From doc to db
A set of recipes to turn your (Microsoft Word or OpenOffice) document into an XML database.
From doc to XML
There are many possible routes, your mileage may vary. You may also prefer to use OxGarage.
Inspiration for this recipe comes from XSL stylesheets for TEI XML.
What do we need:
- a text in Microsoft Word, OpenOffice, or LibreOffice format
- oXygen XML editor
What do we want:
- transform a transcription of a text into a basic TEI XML document, which can be enriched with more encoding and metadata later
Steps:
- Download and install oXygen XML Editor (if you don't have it already)
- From oXygen, open the .docx or .odt document you want to convert to TEI
- In the directory tree on the left, select any document with .xml extension (Content_Types in the screenshot). Double click on it to open it
- Click on the red triangle in a white circle on the right which says "Apply Transformation Scenario(s)"
- In the OOXML section, select the DOCX TEI P5 stylesheet. Then click on "Apply Associated"
- Various information flashes in the lower pane, eventually ending in "Build successful" message
7. If you want to make the TEI more readable, place the cursor behind the
From XML to an XML database
What do we need:
- one or more (valid) XML documents (e. g. those produced by transformations above)
- The BaseX XML database, freely available at the basex.org site
What do we want:
- create an XML database from our TEI XML documents, so that we can use XQuery queries and transformations to analyse the XML
Steps:
Installing BaseX
- Download BaseX database (preferably as .zip archive) from the BaseX site
- Unpack the .zip archive anywhere (I like to put it immediately in my Home directory)

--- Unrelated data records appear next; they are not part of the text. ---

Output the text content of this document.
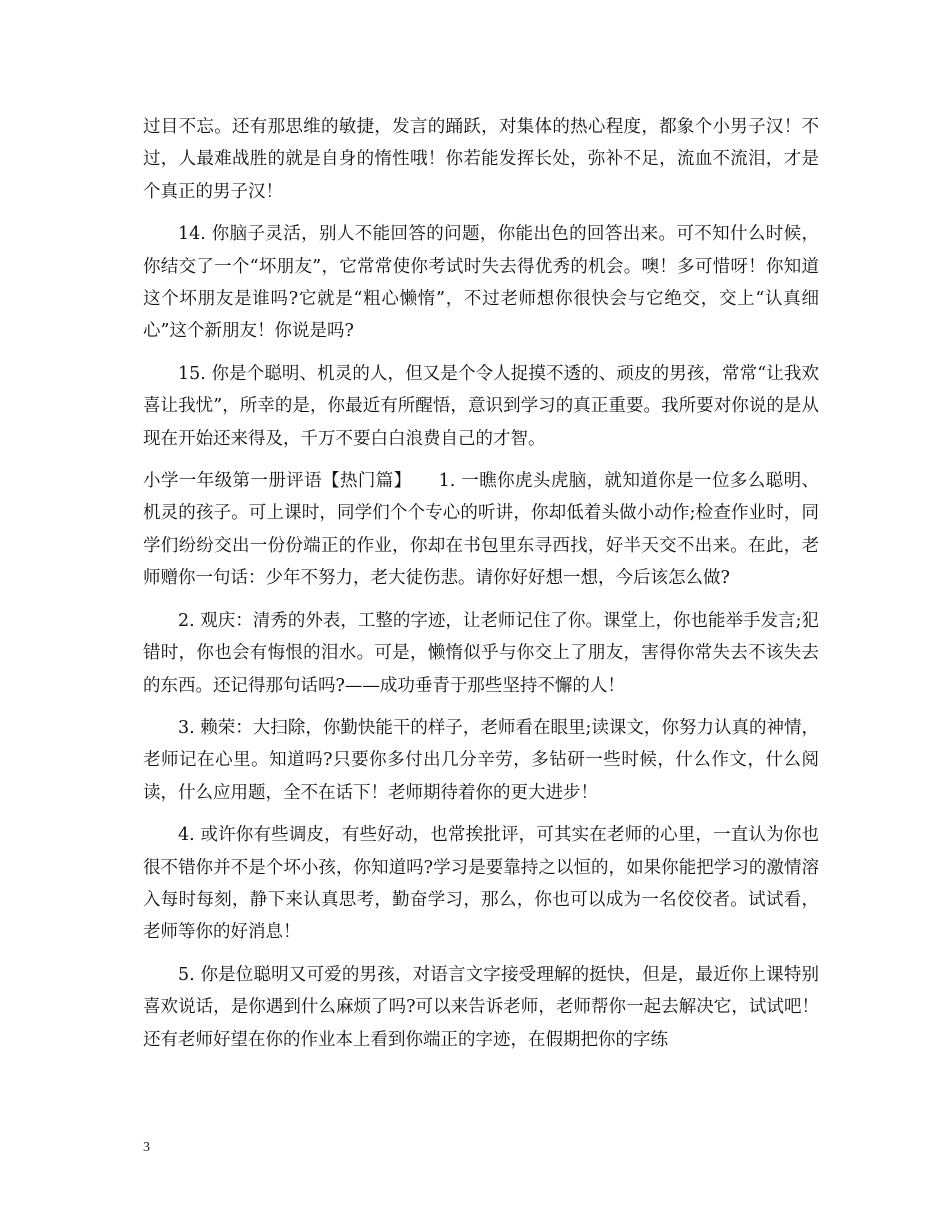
过目不忘。还有那思维的敏捷，发言的踊跃，对集体的热心程度，都象个小男子汉！不过，人最难战胜的就是自身的惰性哦！你若能发挥长处，弥补不足，流血不流泪，才是个真正的男子汉！

14. 你脑子灵活，别人不能回答的问题，你能出色的回答出来。可不知什么时候，你结交了一个“坏朋友”，它常常使你考试时失去得优秀的机会。噢！多可惜呀！你知道这个坏朋友是谁吗?它就是“粗心懒惰”，不过老师想你很快会与它绝交，交上“认真细心”这个新朋友！你说是吗?

15. 你是个聪明、机灵的人，但又是个令人捉摸不透的、顽皮的男孩，常常“让我欢喜让我忧”，所幸的是，你最近有所醒悟，意识到学习的真正重要。我所要对你说的是从现在开始还来得及，千万不要白白浪费自己的才智。

小学一年级第一册评语【热门篇】　　1. 一瞧你虎头虎脑，就知道你是一位多么聪明、机灵的孩子。可上课时，同学们个个专心的听讲，你却低着头做小动作;检查作业时，同学们纷纷交出一份份端正的作业，你却在书包里东寻西找，好半天交不出来。在此，老师赠你一句话：少年不努力，老大徒伤悲。请你好好想一想，今后该怎么做?

2. 观庆：清秀的外表，工整的字迹，让老师记住了你。课堂上，你也能举手发言;犯错时，你也会有悔恨的泪水。可是，懒惰似乎与你交上了朋友，害得你常失去不该失去的东西。还记得那句话吗?——成功垂青于那些坚持不懈的人！

3. 赖荣：大扫除，你勤快能干的样子，老师看在眼里;读课文，你努力认真的神情，老师记在心里。知道吗?只要你多付出几分辛劳，多钻研一些时候，什么作文，什么阅读，什么应用题，全不在话下！老师期待着你的更大进步！

4. 或许你有些调皮，有些好动，也常挨批评，可其实在老师的心里，一直认为你也很不错你并不是个坏小孩，你知道吗?学习是要靠持之以恒的，如果你能把学习的激情溶入每时每刻，静下来认真思考，勤奋学习，那么，你也可以成为一名佼佼者。试试看，老师等你的好消息！

5. 你是位聪明又可爱的男孩，对语言文字接受理解的挺快，但是，最近你上课特别喜欢说话，是你遇到什么麻烦了吗?可以来告诉老师，老师帮你一起去解决它，试试吧！还有老师好望在你的作业本上看到你端正的字迹，在假期把你的字练

3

- Click on BaseX.jar, or open it with Java 7 ("Oracle Java 7 Runtime")
- If all is well, you will see the message that BaseX is launching
- And eventually, the database interface ("GUI") will open
Creating a database from XML
- In BaseX GUI, select Database / New (or Ctrl-N)
- Find the file or files you want to add, name the database, play with parameters in other tabs (Parsing, Indexes, Full-Text...); don't worry, you won't break anything
- Select a file to be imported into the database; if you want to import several files, put them all in a directory and then select that directory; finally, press OK
- The database is being created...
- And voilà!
Querying an XML database with BaseX and XQuery
Now the things get interesting. BaseX, like the other XML databases (such as eXist DB), uses a query language called XQuery to get data out of collections of XML documents. XQuery uses XPaths to access different parts ("nodes") of XML documents. There are also some other database routines. Here a bit of reading is required.
Useful resources:
- BaseX wiki - you may start at Tutorials; some notes were written by me, even
- The XQuery Wikibook is worth studying; I certainly did so
- The XPath Tutorial at Zvon.org is helpful for understanding how to access different locations in the XML document
- A battered copy of XSLT quickly by Bob DuCharme (Manning) taught me the key concepts of XML / XSLT / XPath
- Traces of my learning are in my links and bibliography on XML, XQuery, XPath, TEI XML (BibSonomy)
Using other people's XQueries
The most promising aspect of XQuery, however, is the possibility to write down queries (searches) and exchange them - use my queries on your documents, etc. A large, sparsely documented repository of queries used for CroALa and related projects is the croalatransform on Bitbucket.